API recently published an industry standard – the first of its kind – for community engagement in areas of the country experiencing increased development opportunities because of horizontal drilling and hydraulic fracturing.
In recent months, a number of ballot initiatives in various communities in several states have taken on the issue of fracking, and the outcomes have often resulted in bans on fracking within communities.
In New York state, the Court of Appeals, the state’s highest court, recently ruled that municipalities have the right, through local zoning ordinances, to ban fracking within municipal boundaries. In Colorado, six different municipalities have had ballot initiatives that allowed voters to decide if fracking would be allowed in their towns. In five of the six, voters banned the practice.
Efforts are underway in Colorado to place a measure on the ballot statewide, allowing local governments to ban fracking efforts for natural gas. If Colorado moves ahead with this effort, and if it is left to local governments to inspect and manage the wells, that would be “irresponsible,” Finkel said.
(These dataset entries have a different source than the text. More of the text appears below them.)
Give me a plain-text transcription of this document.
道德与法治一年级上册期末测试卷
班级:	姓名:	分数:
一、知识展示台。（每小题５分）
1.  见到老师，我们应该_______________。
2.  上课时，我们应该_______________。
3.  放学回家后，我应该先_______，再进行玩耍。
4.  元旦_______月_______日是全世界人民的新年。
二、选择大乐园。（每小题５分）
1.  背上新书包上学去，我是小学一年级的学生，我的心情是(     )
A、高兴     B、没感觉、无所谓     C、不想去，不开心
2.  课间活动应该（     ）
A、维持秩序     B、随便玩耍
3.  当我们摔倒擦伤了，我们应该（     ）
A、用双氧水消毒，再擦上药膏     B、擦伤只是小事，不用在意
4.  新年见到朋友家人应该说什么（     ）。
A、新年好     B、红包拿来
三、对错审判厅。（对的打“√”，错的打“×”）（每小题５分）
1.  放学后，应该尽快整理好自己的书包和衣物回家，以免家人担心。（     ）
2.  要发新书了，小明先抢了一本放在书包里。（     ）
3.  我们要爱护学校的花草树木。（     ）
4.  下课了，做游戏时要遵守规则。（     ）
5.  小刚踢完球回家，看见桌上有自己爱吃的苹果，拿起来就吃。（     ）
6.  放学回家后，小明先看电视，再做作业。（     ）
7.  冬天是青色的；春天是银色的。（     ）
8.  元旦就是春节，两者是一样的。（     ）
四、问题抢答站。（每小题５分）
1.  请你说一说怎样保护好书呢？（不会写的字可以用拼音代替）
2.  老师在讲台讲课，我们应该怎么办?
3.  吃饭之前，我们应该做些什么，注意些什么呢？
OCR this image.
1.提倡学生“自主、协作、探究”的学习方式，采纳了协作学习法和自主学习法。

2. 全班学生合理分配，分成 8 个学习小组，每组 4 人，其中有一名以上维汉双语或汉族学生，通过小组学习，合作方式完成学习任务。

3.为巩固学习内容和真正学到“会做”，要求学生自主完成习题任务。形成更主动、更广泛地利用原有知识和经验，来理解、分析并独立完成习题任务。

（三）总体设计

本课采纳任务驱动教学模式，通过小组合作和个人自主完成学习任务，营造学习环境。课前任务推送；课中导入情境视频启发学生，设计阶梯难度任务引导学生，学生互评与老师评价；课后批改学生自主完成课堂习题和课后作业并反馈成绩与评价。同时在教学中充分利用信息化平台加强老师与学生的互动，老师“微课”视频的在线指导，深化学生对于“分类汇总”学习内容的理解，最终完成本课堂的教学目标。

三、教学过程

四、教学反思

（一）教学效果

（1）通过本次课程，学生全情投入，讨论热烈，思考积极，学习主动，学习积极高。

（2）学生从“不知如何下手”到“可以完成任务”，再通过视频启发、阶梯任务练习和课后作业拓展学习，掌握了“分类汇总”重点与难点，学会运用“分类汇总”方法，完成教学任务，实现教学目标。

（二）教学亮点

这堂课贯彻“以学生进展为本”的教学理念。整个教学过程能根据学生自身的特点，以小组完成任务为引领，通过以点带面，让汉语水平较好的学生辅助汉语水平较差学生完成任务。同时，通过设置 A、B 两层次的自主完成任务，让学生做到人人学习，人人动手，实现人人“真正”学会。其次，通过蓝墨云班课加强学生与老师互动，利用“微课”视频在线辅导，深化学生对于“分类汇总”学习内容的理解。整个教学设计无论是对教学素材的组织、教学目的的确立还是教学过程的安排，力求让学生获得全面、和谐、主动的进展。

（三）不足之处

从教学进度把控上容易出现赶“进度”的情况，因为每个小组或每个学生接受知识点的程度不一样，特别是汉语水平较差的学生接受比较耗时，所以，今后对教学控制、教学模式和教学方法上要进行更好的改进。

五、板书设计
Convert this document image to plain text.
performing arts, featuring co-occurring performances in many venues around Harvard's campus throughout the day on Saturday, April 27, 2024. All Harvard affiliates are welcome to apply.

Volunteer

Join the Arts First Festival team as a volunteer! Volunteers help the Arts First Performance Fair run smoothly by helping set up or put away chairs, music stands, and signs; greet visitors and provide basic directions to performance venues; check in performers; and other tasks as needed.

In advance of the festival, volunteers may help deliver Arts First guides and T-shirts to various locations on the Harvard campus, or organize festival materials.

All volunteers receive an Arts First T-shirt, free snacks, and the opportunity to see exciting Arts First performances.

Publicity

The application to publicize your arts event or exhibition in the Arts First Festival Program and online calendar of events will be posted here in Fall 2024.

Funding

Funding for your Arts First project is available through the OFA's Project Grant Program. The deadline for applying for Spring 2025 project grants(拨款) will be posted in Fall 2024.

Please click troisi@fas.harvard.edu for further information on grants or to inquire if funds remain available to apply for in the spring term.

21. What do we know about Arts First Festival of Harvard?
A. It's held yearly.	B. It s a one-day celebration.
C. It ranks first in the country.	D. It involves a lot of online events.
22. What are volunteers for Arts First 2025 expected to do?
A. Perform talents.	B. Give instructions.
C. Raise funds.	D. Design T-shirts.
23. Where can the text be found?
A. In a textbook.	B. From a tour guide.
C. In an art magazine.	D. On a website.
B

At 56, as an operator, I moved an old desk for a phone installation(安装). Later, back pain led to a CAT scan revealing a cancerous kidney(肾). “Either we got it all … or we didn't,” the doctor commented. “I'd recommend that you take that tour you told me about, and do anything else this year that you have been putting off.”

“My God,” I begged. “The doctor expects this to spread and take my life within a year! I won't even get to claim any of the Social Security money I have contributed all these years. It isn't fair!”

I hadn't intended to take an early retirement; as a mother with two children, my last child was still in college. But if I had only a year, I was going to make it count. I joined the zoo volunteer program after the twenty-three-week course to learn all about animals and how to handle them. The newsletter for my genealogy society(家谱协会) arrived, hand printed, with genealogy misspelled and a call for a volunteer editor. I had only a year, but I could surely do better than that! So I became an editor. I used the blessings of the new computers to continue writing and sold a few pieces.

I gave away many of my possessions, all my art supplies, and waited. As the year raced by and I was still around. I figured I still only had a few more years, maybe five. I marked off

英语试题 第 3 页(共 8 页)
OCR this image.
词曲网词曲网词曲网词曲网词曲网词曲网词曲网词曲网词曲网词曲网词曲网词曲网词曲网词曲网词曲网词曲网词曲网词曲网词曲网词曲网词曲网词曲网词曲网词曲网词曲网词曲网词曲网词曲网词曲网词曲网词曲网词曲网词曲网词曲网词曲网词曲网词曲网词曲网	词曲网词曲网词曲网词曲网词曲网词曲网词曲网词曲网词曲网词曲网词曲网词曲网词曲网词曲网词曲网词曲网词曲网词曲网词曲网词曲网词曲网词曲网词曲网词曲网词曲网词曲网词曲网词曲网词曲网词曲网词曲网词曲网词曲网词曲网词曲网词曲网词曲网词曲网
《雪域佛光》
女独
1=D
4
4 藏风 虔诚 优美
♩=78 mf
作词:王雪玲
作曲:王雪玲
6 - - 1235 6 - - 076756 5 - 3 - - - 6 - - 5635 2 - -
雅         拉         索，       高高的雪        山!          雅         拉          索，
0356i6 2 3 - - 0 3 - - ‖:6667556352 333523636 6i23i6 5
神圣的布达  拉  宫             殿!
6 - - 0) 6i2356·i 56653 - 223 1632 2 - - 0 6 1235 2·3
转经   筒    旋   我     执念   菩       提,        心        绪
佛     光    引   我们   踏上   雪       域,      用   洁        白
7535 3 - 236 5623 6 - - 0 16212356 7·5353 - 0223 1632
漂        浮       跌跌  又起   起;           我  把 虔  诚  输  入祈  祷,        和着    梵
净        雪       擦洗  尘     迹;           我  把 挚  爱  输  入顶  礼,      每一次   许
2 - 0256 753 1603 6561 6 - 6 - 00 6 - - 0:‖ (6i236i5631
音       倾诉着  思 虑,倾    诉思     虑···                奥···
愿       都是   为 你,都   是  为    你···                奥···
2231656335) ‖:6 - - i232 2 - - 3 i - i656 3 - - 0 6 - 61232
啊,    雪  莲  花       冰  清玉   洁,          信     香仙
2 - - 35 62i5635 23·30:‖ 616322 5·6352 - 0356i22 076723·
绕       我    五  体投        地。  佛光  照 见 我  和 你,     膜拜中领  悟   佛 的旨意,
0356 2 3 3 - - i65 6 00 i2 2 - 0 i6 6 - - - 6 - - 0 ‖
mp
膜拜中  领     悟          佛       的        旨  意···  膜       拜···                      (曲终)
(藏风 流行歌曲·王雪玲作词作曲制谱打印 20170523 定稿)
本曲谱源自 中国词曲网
Finkel, who is a former Democratic strategist, said that it is “incumbent on us to provide voters, and consumers generally, in instances of ballot measures and political campaigns, the right information to make thoughtful choices.”
While the bans have been a “bump in the road,” Chris Faulkner, Breitling Energy CEO, told Rigzone earlier this month, voters will ultimately see the positive effects from fracking and vote accordingly in future initiatives.
“What I think may happen is that people will look at the towns that allow fracking, see the financial gains and lowered taxes in those towns that are a result of letting the drillers in, and they will want them for their town, as well. It’s the same old story of ‘keeping up with the Joneses,’ only this time, the Joneses have the oil,” he said.